• Target 11 Investigates $1,600 per month taxpayer funded SUV and chauffeur


    PITTSBURGH - It’s a 2011 fully loaded Chevy Tahoe, complete with leather seats and a built in GPS unit.  It costs $1,600 a month to lease. 

    Target 11 discovered that the sport utility vehicle belongs to a little known federal agency called the Federal Maritime Commission.  The agency overseas obscure shipping regulations. 

    An internal audit obtained by Target 11 found that the commission wanted more “stature” in recent months.  So an agency executive decided to lease a “top of the line” vehicle. 

    The agency apparently wanted the SUV so top executives could arrive at meeting in style, instead of having to take cabs or subways. 

    "When it comes to vehicles or anything else, they want something cool and they'll do anything in their power to have it,” said David Williams of Taxpayers Protection Alliance.

    The agency also disregarded government guidelines with the purchase.  Government cars are supposed to be fuel efficient, but the Tahoe only gets 15 miles per gallon. 

    The internal audit also called the SUV purchase, “an appearance of waste.”  It blasted the agency’s failure to log every trip as a, “lapse in basic accountability required of a government agency.”

    Some of the agency’s own employees who had just been given a pay freeze expressed concern about the the SUV lease.  The agency defended the SUV, claiming it needed a large truck to escort seven staff members at a time around town.

    But Target 11 uncovered that at least 105 trips made with the SUV where to shuttle only agency chairman Richard Lidinksy from the headquarters to Washington D.C.’s main train station about three blocks away. 

    The driver of the SUV was paid $75.00 per hour. 

    “Three blocks for an SUV that seats eight people.   What an absolute waste of money.   The guy could buy a new pair of shoes and an umbrella if he's worried about weather,” said Williams.

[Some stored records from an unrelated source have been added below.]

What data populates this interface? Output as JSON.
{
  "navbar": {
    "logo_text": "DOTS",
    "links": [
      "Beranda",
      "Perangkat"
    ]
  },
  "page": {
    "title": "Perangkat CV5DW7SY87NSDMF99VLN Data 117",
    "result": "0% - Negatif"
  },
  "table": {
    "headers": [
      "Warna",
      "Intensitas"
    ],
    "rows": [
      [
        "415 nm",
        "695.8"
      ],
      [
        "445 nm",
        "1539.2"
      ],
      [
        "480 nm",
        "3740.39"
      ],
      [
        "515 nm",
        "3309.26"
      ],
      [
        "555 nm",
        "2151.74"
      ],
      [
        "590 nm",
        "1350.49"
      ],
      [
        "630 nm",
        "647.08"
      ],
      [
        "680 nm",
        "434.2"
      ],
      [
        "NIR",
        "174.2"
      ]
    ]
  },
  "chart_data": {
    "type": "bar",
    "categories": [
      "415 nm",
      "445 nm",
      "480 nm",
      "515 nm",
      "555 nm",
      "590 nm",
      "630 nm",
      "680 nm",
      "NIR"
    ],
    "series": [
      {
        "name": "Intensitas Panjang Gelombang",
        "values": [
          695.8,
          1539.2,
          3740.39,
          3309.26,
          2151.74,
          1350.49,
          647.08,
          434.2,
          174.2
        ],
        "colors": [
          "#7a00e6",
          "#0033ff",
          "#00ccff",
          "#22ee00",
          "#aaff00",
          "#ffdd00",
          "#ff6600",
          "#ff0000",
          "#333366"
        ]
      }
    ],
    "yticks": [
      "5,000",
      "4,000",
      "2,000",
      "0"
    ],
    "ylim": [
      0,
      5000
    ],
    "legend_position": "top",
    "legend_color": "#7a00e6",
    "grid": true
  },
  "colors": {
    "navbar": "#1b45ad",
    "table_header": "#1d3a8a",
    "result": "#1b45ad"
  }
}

    With the assistance of our Bureau in Washington D.C. we tried to get answers form the chairman.  When our camera’s showed up at the commission’s public meeting we were forced out.

    Our phone calls and e-mails were not returned.

    But this is not the end of the investigation.  The House Oversight Committee is now demanding answers and a full accounting of the use of the SUV. 

    According to documents just obtained by Target 11, the agency indicated it will reconsider the lease next year.